[WikiEN-l] Re: Banned users

Richard Rabinowitz rickyrab at eden.rutgers.edu
Tue May 31 20:42:15 UTC 2005


>Message: 1
>Date: Tue, 31 May 2005 00:27:47 -0400
>From: Phil Sandifer <sandifer at sbcglobal.net>
>Subject: Re: [WikiEN-l] Recent goings-on
>To: English Wikipedia <wikien-l at Wikipedia.org>
>Message-ID: <6E61B93E-C5B9-4FE1-8191-DC6C2BD1FE0C at sbcglobal.net>
>Content-Type: text/plain; charset=US-ASCII; delsp=yes; format=flowed

>Oh for god's sake.

>The technical evidence against Cranston is a slam dunk. He's a troll.
>He's a vicious, sockpuppeting troll who uses sockpuppets to try to
>generate fake consensus. He's the sort of user we routinely shoot on
>sight, and it's a good thing we do, because we have too damn many of
>them, and every time one manages to generate the headache that this
>has become, good users get driven off. Kudos to every admin who
>blocked him, everyone who called for his removal from this list, and
>everybody who tried to shut this mess down.

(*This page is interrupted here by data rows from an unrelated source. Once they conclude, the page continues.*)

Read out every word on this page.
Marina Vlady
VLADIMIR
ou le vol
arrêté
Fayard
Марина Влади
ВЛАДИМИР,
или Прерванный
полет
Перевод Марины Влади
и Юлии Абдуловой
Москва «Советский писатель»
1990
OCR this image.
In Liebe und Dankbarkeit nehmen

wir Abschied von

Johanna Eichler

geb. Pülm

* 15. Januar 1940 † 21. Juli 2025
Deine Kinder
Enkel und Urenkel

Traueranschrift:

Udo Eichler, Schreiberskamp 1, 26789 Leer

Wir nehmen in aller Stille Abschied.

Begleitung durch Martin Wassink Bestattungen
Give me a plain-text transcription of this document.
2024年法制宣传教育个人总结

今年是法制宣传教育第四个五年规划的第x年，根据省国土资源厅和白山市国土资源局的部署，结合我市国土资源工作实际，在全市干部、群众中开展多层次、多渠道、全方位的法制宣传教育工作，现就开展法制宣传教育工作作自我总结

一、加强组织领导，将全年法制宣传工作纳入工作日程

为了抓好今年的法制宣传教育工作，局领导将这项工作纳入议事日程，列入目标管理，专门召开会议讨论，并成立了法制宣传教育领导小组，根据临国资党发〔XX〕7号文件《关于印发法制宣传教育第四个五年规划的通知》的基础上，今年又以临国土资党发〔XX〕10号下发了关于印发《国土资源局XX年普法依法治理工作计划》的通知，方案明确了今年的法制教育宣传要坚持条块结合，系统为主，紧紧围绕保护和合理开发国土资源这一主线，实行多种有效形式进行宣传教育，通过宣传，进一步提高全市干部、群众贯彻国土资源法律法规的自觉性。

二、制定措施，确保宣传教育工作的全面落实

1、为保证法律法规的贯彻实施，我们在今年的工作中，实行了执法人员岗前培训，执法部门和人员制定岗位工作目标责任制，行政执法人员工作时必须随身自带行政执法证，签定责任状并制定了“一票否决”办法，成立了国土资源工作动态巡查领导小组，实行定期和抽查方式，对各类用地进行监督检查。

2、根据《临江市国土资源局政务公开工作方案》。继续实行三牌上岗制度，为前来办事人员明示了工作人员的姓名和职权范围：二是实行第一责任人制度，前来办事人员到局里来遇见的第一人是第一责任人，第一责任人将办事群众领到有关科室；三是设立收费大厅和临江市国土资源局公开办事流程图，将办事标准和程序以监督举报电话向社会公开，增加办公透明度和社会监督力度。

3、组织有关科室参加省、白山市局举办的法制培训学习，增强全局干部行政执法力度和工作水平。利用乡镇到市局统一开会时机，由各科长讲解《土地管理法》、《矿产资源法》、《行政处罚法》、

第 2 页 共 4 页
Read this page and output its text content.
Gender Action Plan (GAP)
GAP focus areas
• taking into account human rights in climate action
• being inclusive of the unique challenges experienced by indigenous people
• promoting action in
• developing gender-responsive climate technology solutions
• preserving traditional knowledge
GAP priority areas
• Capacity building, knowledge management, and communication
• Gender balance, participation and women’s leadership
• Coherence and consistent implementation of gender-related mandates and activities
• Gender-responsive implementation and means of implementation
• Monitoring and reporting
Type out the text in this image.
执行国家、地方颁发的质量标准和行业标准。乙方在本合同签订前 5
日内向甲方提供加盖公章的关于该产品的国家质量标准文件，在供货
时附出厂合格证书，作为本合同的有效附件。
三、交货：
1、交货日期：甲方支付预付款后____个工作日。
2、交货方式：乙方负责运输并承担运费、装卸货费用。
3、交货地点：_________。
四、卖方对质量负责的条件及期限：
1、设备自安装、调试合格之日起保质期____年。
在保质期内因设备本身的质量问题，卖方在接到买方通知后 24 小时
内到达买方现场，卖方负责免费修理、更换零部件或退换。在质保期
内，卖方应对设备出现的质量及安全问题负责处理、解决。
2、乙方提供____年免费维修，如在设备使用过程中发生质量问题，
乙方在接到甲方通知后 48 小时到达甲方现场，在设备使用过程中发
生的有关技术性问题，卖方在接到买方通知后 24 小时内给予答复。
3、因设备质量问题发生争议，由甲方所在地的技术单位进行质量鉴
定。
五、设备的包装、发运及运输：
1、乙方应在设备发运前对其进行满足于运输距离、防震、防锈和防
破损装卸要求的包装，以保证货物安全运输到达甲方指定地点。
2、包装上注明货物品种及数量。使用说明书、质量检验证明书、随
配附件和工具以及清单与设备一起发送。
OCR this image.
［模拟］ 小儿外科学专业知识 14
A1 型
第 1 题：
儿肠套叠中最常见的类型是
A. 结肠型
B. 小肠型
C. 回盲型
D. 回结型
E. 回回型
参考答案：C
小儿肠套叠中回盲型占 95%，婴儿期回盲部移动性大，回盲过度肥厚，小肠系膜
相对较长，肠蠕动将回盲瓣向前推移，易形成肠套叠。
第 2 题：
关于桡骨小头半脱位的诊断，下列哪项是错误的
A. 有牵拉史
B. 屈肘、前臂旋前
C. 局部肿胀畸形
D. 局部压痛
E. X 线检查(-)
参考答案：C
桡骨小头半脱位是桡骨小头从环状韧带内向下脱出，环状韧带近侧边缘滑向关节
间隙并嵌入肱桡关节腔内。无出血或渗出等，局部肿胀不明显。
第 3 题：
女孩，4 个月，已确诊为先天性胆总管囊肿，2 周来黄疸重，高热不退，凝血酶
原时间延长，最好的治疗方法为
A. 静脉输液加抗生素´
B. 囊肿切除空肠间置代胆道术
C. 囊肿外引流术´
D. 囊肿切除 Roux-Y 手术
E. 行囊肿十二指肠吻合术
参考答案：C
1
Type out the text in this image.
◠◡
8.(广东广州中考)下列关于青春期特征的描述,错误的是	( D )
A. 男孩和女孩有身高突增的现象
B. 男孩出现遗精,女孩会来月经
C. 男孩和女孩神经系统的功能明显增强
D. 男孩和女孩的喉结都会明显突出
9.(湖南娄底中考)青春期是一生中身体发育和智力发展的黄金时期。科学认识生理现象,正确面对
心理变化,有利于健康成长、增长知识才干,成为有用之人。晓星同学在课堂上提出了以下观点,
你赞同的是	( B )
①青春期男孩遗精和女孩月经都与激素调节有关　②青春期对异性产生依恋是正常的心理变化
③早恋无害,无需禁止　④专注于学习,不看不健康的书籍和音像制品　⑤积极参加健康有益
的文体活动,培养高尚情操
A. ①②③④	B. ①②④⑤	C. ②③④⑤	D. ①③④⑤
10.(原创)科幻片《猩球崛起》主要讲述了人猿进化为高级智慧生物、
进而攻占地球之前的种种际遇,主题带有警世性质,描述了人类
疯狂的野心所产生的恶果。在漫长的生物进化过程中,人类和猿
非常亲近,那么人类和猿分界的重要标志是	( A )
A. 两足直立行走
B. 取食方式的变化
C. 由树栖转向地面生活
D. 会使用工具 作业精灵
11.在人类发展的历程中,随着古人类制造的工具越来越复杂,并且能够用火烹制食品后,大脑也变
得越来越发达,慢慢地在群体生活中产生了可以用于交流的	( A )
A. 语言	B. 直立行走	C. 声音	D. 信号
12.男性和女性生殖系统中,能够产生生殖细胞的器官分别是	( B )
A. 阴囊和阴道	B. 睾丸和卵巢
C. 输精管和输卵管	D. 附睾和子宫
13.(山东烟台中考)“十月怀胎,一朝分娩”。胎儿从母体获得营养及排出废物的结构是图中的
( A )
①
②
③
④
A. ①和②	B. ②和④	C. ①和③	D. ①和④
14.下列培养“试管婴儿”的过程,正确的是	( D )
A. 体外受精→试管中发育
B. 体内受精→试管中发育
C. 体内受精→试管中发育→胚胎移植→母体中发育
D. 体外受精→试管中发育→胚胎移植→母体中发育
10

Oh, sure. Gun down the barbarians from the windows of our railroad train
out of laziness. In cold blood, too. Is this ethical? Sure, it's the
convenient thing to do. But it's kinda lazy, and, besides, some folks like
to have vandalish fun. Let 'em. Sure, it might mean more work for those of
us who staff Wikipedia, but, let's face it, we all have a prankstering
vandal under our tough, matter-of-fact, researching, teaching exteriors.
That being said, there ARE cases in which trolls should be banned, such as
when they go on the warpath against other Wikipedians, or pull
hard-to-undo crap such as deleting pictures or stuff like that.

>As for those who want to plead for more leniency and say that people
>were dismissive of him, wake up. This project is huge. Huge projects
>attract idiocy. They attract idiocy of the page vandal sort, and
>idiocy of the far more insidious sort. People who come to the project
>for their own ego, people who come to the project to advance their
>own agendas, and people who want to cause the project harm and who
>are actually good at doing it.

So? It's mainly the folks who want to harm our project - and the folks who
are good at harming our project - who ought to be banned, obviously. Other
idiocy can be dealt with by editing, or invoking the 3RR rule (temporary
bans), or other stuff like that.


>This doesn't mean we don't welcome new users. It doesn't mean we
>treat everybody with suspicion. But it means that we learn to call a
>spade a spade, and we stop feeling bad about coming down like a ton
>of bricks on people who are disrupting the project. We do not need to
>care why. We need to be willing to make social decisions with the
>same dispassionate "What will make this situation better" eye that we
>handle our articles with. If a user is breaking articles and making
>it so people can't edit, we shoot them.

Ahem. If a user is breaking articles, give him or her a pause to catch his
or her breath. If he or she is making it so folks can't edit, THEN we
should shoot. We should be fair to both Wikipedians and Wikipedia.

>That's it. That's all that's going to work. If we do not learn to
>come down on Cranstons with fury and speed, over time, this community
>will implode. One need only look at nearly every other Internet
>community to figure that one out.

Umm, okay, especially if the "Cranstons" are here to be trolls, and not to
be constructive. Bear in mind, however, that many of us probably do like
to contribute to BJAODN now and then.

>Good job David. Good job SlimVirgin.

>-Snowspinner

If the banned user deserved to be banned, then, yeah, I agree. Did the
banned user deserve to be banned? I dunno.